Show HN: Forge – Guardrails take an 8B model from 53% to 99% on agentic tasks
Overview of Forge & “Guardrails”
- Forge is a harness around LLMs focused on mechanical reliability, not model quality.
- “Guardrails” here means structural tool-call correctness and workflow enforcement, not safety/moderation.
- Core idea: small and mid-size models can perform complex agentic tasks if the framework keeps them from failing on format/order errors and lets them self-correct.
How Forge Works
- Validates each tool call against declared tools and schemas before execution.
- Adds “rescue parsing” to extract tool calls from various ad-hoc formats (JSON in code fences, custom bracket/XML syntaxes) into a canonical tool_calls schema.
- Uses retry loops with structured, domain-agnostic nudges (e.g., “you must call a tool,” “you skipped a prerequisite step”) sent as tool results.
- Supports optional workflow-level constraints (e.g., “must read before edit”) but can also run with only a tool set and no predefined plan.
- Includes context management with tiered compaction; current implementation uses token thresholds, with future interest in more task-shaped triggers.
Eval Methodology & Findings
- Evals are framed as stress-tests of the recovery loop, not overall agent quality.
- Scenarios range from simple 2-step flows to longer workflows with prerequisites, dead ends, and misleading cues.
- Guardrails significantly increase completion rates (e.g., 53%→99% on an 8B model in the article; similar trends mentioned for other sizes and tasks).
- There is an observed “effective attention” limit on smaller models: they degrade on long sessions even within nominal context.
Backend / Serving-Layer Effects
- Same model weights show large performance differences across backends (llama.cpp server native FC vs prompt mode vs llamafile vs Ollama).
- Exact reasons are unclear; suspected factors include function-calling templates and low-level decoding / chat template differences.
- Commenters find the magnitude “bonkers” and under-discussed; they request full eval settings and configs.
Relation to Other Harnesses & Tools
- Similar ideas exist in other frameworks: structured output enforcement, JSON/grammar constraints, state machines, retry nudges, and coding-specific harnesses.
- Forge emphasizes tool-call-level recovery more than workflow-level orchestration and can act as proxy middleware or as a Python library.
Use Cases, Benefits & Limits
- Targeted especially at local small models (8B–30B class), but also helpful for frontier models by reducing thrashing and failed calls.

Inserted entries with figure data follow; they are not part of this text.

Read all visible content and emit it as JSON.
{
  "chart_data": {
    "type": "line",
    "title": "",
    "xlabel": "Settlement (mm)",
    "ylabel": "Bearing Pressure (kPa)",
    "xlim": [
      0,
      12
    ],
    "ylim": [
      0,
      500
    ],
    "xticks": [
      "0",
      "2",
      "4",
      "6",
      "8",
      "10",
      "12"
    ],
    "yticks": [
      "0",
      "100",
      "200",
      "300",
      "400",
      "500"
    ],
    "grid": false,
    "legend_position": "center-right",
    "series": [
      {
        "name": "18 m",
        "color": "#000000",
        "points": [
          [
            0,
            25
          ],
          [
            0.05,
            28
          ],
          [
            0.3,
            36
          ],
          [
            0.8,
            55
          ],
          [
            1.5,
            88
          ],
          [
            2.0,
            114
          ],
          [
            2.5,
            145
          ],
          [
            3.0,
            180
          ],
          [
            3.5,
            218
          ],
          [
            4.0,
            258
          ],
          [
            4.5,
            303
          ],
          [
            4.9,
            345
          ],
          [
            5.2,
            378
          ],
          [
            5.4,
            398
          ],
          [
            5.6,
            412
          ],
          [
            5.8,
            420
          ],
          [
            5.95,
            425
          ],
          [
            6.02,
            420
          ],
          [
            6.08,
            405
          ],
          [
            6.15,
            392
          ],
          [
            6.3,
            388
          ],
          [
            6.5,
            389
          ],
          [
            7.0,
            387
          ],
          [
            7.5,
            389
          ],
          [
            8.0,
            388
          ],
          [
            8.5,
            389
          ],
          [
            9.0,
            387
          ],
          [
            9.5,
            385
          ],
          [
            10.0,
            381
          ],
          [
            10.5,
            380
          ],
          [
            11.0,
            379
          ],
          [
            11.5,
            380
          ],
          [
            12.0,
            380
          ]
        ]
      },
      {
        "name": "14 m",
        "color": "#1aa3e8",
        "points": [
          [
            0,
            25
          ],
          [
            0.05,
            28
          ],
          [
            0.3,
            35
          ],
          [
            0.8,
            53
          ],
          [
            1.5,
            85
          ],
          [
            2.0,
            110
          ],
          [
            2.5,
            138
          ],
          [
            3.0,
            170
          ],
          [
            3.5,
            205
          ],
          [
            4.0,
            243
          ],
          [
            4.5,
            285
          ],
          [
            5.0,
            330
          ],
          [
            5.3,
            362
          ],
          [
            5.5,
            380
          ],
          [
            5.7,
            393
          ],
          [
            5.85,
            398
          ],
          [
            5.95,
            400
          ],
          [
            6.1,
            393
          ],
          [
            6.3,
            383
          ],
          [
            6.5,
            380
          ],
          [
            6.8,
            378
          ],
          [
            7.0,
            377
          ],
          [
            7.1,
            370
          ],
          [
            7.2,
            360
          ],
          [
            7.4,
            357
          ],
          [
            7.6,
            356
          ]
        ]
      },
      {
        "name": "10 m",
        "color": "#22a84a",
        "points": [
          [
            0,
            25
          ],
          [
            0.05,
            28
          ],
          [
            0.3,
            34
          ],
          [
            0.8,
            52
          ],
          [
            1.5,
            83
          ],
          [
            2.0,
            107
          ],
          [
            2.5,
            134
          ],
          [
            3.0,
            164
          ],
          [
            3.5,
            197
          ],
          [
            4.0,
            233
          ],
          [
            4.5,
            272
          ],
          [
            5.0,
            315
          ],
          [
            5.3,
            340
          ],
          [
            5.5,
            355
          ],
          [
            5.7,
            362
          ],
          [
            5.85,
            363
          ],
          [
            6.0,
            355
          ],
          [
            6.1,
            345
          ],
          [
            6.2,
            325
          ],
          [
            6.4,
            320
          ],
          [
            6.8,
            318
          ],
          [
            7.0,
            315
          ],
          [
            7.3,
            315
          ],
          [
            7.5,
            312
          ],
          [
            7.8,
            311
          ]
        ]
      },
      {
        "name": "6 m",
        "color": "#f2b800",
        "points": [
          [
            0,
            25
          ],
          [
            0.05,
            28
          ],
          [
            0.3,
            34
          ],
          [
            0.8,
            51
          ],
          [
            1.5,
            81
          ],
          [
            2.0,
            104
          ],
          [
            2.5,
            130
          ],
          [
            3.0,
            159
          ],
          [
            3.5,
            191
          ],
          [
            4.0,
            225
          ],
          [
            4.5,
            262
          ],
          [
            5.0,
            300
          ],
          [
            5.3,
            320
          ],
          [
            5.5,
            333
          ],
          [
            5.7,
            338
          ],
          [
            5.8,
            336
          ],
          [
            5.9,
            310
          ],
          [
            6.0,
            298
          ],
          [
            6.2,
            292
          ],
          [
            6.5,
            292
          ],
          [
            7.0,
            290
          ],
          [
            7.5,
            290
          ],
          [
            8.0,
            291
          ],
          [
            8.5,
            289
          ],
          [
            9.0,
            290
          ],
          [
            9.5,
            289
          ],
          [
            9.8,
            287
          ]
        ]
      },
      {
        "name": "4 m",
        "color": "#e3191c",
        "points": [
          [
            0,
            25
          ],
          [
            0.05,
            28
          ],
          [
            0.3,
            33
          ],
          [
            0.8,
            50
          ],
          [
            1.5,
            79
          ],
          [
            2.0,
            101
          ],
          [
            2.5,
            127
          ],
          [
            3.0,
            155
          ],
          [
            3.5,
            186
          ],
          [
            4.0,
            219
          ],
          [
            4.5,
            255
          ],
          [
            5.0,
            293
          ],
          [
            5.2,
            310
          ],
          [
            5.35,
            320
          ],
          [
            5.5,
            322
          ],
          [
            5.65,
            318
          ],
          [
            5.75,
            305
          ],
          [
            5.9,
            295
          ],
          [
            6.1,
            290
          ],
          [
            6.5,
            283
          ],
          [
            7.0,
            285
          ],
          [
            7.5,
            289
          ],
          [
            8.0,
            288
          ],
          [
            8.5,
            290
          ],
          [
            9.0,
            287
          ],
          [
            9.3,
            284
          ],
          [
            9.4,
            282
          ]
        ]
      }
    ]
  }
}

- Suggested applications include coding agents, home assistants, and external agent frameworks; proxy mode minimizes integration friction.
- Acknowledged limit: guardrails don’t fix bad reasoning or bad plans (e.g., booking wrong things); they only make chosen actions execute reliably.
Critiques & Confusions
- Some readers find the README unclear about what Forge actually does and how it differs from plain tool-calling with type enforcement.
- The overloaded term “guardrails” is noted as potentially confusing given its other uses (safety, sandboxing, PII filtering).
- A few commenters express skepticism about LLM-written project descriptions and “AI slop,” while others push back and focus on technical merits.